Another un-manic Monday  

It's Winter. We've had a couple of Arctic days, and now we get a couple warmer ones. And then more snow. And on it goes.. Hibernation punctuated by trips to the store for food. 

We usually don't get prolonged periods of extreme cold. Just a couple days at a time. Winter is a pain in the ass, but it toughens you up a bit. You build up a callous, so to speak. After temperatures in the single digits, 30 degrees--even the upper twenties--feels balmy. Still, I don't think I could live anywhere north of here..

Music news. There is a new post on my YouTube page . Check it out if you'd like. Using my Gretsch guitar, one I love playing but never seem to get around to. Many of my guitars these days are Epiphones. Quality instruments at a reasonable price. Ibanez is another brand I used to favor. 

I'm still practicing most every day. Scales and arpeggios, with mean old mister Metronome, and then playing a few tunes. No gigs on the calendar, but sooner or later something will come up. I still like to keep a little bit of activity there if I can. The Pharmacy has become my favorite place to play on those occasions. 

December used to be a busy month, musically speaking. As well as the standard bar gigs, there used to be some opportunities on New Year's Eve downtown, through the Arts Council. First Night Springfield. I loved doing those gigs. Early hours, no drunks. 

So I'm still working on my playing, still trying to get better. I think that's what it's about, the continual growth. Even though it may seem like you're not getting anywhere..

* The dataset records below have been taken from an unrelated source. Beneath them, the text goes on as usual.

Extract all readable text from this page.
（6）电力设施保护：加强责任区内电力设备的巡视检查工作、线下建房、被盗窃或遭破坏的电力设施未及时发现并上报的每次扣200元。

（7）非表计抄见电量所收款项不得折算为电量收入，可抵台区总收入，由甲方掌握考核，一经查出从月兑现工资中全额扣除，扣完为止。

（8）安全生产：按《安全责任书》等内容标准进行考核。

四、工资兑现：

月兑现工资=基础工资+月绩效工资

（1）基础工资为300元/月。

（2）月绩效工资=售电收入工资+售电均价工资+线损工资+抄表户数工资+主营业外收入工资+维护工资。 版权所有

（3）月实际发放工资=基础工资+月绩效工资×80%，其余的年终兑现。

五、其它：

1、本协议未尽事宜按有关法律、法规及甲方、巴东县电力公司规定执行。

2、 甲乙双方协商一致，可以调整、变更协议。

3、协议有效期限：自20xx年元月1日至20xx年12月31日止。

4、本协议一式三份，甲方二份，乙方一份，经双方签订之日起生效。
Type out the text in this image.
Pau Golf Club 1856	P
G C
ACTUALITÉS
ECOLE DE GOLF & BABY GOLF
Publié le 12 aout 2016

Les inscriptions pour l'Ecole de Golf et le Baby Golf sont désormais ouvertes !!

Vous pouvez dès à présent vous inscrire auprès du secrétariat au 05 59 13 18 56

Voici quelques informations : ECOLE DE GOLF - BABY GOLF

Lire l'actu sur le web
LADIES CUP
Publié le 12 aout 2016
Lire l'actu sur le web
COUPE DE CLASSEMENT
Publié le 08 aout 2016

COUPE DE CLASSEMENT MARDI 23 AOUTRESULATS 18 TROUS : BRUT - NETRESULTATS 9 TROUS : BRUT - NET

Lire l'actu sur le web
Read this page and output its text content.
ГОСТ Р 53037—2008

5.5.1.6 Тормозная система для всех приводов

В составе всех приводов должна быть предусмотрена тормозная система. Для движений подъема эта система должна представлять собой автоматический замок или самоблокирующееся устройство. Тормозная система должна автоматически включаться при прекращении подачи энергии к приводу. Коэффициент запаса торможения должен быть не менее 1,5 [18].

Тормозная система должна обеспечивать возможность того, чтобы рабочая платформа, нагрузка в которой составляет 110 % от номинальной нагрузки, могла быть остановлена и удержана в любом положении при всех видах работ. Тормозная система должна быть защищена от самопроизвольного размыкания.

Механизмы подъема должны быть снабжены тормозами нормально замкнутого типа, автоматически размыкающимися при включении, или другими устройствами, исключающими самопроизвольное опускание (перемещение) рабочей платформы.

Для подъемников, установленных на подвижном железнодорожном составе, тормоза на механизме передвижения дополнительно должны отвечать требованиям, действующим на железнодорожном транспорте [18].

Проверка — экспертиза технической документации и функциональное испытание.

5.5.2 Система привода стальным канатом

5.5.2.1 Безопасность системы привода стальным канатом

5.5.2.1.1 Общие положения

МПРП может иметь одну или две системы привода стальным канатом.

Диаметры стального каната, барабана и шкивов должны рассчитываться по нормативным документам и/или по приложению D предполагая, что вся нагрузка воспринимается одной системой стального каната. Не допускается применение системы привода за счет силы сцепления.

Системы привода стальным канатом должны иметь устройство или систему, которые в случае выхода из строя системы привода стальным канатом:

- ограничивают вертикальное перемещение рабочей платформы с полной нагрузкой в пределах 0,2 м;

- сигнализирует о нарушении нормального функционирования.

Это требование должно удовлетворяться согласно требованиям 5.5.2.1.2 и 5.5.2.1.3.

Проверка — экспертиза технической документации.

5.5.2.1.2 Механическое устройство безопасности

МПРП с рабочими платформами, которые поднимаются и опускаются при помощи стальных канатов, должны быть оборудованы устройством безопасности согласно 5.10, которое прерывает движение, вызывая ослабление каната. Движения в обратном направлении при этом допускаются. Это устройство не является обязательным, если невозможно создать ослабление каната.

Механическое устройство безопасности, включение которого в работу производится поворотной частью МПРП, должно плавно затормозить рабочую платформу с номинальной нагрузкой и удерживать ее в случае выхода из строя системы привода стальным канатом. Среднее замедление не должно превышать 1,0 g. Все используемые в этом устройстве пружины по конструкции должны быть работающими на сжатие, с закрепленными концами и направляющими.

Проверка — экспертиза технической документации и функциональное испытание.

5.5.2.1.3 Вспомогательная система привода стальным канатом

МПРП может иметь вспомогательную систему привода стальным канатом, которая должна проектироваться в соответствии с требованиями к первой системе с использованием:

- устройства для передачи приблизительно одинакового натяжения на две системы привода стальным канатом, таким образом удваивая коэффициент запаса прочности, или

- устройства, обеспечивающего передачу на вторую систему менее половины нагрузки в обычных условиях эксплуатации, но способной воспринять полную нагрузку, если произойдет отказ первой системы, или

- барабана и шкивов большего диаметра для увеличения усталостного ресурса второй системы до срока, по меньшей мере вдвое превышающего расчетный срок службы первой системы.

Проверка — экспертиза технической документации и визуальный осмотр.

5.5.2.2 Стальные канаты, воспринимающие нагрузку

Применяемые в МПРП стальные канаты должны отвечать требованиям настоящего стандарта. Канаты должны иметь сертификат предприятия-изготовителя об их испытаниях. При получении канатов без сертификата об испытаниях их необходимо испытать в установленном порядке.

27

I guess this is a pretty skimpy blog. More sizzle than steak. In one of the few instances where I bring the news into my blogs, I was saddened to read about the death of Rob Reiner and his wife. I'm a huge fan of Spinal Tap(can't wait to see the sequel), and enjoyed some of his other movies as well. 

Okay then. Thanks as ever for stopping in and reading. Much love to you! More later. 

 

 

 

un-manic Monday  

Greetings, whoever-reads-this! I just got this picture a few hours ago, along with other memorabilia. One of my Dad's old law partners was cleaning out his office and bestowed it on me. This is a picture of me and my brother, the only one I have. We were maybe 6 and 10 in this one. 

Dad passed away in 1992, Mom in 2007, and my brother on October 24th of this year. Except for a nephew up in Wisconsin, I'm the last Crain. The last man standing. Actually, come to think of it, there would still be some Crains in southern Illinois- specifically Golconda, where Dad was born- and Mayfield Kentucky. And maybe Paducah. 

Mom, who was also from a rural community, described Golconda as a God-forsaken place. I was 10 years old at the time and didn't know what God-forsaken even meant. “It's a place that God just sorta gave up on," she explained. I also remember that it was the first--and last-- time I ever tried to eat grits. 

Anyway! This was a nice gesture. The box also included Dad's diploma from University of Illinois and some other pix of us boys. Josh lasted 4 months past his 67th birthday, and I'm still holding on at 71. 

I'm still adjusting to my brother being gone. It's gonna take awhile. I keep wanting to tell him this or that, and then realizing he's not here. He's probably thrilled- or at least greatly relieved- to have his mobility back. And probably catching his breath after the ordeal of these past couple years. 

But now it's time to concentrate on my own problems. And goals. I put all that on the back burner, especially these last 4 months or so. Getting more regular again with the guitar, and got back on the track with exercise, after two and a half months off.